Saying that, however, Nella has been a lot more relaxed than distressed about all the baby-related planning things over the past couple weeks, which, as I’ve come to learn through this marathon organisational session and accompanying conversation is the result of Nella having had a private sit down with Luna one day after work a few weeks ago.

I was supremely grateful I had missed this chat between Luna and Nella about it all as it sounds like they finally had an open discussion about the impact of Luna and Wolfe's pregnancy on Nella and Mason's grief, and that many tears were shed by them both. I probably wouldn’t have been able to help but join in on the cry-fest involuntarily considering how constantly stressed and tired I am trying to manage both my relationship and my friendships alongside my increasing workload of late now that Luna is only working one morning a week, and that’s simply to organise everyone’s pay. She’s having a hard time letting go, despite now needing a hand up and down from her chair.

Now having had many individual conversations with Luna and Nella about this, and so understanding the intimate details of the thoughts and feelings of each of them, I'm glad my encouragement of them to actually speak to each other instead of skirting around this uncomfortable topic and swearing me to secrecy from the other has come to fruition. The lingering tension isn't so tense anymore, and the shared excitement levels are actually more reflective of both of their true feelings on the matter, which are energetic and ecstatic in a way I’m finding it hard to keep up with myself given my current level of stress.

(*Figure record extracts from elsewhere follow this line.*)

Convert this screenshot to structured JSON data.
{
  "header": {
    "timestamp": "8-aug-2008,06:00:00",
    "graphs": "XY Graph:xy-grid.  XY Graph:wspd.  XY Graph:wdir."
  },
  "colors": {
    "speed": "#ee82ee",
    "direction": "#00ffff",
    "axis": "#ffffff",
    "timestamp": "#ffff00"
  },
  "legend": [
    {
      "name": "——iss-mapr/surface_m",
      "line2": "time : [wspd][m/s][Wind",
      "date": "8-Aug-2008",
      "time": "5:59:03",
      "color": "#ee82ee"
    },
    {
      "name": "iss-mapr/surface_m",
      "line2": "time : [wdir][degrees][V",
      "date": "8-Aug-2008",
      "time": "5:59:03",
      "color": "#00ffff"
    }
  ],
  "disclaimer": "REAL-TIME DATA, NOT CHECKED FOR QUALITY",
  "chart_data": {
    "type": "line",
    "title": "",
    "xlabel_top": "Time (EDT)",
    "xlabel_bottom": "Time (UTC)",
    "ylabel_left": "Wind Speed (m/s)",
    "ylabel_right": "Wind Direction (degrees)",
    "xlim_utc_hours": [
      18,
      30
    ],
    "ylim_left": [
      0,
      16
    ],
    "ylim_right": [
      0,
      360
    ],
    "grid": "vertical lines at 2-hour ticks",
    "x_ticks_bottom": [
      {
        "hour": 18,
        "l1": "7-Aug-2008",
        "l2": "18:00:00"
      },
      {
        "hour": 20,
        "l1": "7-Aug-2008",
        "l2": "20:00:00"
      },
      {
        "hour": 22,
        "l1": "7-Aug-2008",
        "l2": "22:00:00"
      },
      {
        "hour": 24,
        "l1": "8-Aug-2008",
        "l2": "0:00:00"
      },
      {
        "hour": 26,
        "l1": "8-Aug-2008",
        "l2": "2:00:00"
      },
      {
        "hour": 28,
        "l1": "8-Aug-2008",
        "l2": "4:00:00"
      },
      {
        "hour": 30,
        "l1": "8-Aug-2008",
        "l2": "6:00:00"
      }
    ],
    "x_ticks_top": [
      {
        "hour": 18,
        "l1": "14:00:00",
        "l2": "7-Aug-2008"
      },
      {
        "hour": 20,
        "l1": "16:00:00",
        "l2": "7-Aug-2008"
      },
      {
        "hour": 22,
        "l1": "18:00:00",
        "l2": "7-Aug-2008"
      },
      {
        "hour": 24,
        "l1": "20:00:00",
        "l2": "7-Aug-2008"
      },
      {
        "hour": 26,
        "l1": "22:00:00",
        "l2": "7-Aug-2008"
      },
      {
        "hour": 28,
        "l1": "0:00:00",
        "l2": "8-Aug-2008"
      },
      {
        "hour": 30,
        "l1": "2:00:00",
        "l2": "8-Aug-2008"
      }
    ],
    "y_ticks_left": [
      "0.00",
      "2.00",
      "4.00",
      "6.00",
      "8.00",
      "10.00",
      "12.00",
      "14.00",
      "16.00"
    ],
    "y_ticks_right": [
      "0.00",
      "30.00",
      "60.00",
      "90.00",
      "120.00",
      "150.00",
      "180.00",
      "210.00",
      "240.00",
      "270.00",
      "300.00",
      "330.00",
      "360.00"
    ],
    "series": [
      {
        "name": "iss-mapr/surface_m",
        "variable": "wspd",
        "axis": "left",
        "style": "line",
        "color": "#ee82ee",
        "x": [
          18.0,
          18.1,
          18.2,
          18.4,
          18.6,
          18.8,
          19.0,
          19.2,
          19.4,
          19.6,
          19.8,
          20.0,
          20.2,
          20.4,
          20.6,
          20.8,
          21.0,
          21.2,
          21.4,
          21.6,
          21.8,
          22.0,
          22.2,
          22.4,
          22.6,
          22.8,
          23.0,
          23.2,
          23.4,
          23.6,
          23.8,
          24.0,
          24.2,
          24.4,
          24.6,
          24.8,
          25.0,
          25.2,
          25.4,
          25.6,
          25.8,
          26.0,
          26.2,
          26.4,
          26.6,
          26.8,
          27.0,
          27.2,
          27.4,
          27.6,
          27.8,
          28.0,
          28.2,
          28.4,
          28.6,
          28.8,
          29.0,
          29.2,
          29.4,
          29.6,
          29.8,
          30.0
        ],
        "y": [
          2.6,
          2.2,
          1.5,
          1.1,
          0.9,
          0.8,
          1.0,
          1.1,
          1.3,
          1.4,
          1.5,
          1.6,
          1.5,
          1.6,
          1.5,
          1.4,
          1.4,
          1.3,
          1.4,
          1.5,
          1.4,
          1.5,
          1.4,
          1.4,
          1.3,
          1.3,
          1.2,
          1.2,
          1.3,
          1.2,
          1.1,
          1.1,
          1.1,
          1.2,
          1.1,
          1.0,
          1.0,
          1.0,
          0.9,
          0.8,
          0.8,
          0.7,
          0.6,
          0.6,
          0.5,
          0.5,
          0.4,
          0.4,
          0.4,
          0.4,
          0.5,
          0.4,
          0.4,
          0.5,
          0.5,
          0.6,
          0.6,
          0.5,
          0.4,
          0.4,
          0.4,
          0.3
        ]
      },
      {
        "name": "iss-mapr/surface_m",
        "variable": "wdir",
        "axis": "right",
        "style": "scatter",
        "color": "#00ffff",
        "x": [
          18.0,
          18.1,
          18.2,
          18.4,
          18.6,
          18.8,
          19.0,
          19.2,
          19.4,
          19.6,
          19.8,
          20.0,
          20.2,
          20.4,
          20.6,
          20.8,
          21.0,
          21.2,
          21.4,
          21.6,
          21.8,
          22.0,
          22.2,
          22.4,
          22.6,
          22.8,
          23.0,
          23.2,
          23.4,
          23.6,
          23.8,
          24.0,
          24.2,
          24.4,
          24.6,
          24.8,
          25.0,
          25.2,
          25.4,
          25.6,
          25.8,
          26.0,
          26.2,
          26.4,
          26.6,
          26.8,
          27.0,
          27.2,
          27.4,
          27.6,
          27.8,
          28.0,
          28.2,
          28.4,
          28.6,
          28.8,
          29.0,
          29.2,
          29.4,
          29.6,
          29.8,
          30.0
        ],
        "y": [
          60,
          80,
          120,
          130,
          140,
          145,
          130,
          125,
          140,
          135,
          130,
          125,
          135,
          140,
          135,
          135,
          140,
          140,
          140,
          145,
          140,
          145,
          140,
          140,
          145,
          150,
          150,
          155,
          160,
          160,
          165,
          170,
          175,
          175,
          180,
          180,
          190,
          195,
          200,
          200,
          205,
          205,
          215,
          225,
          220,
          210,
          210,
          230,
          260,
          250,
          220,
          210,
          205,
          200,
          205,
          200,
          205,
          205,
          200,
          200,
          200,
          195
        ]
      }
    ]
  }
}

"Thank you for always hearing me out, Eden, and encouraging me to speak to Luna,” Nella said after disclosing her heart-to-heart with Luna. "It feels good to have it all out there in the open now, and to know that she doesn't resent me for my confused feelings about it all."

It’s nice to know I have the capacity to solve other people’s problems, even if I can’t seem to figure out my own, namely how to move past the uncomfortable and awkward rift that is persisting and keeping Wolfe and I from being our usual selves. It was upsetting me so much that I haven't been able to sleep or eat comfortably for weeks now since that disastrous dinner meeting.

“As if she would ever resent you,” I said, grabbing her hand across the table where we were each seated with a cup of coffee and giving it a squeeze.

“Are you okay, babe? You seem distracted by something,” she queried, crossing something off from her extensive, overcomplicated-but-sense-making-for-her-brain-at-least lists. If ever anyone needed help with event planning or the like, Nella is who I would always recommend for the job. She is an organisational queen. I feel like I’ve barely contributed at all to the planning of this event that we’re supposed to be co-hosting, even more so in the last week considering my argument with Wolfe.

I sighed, knowing I have no choice but to get all the Wolfe stuff off my chest. “Wolfe and I are in a bit of an ongoing tiff, and I’m not sure what to do about it.”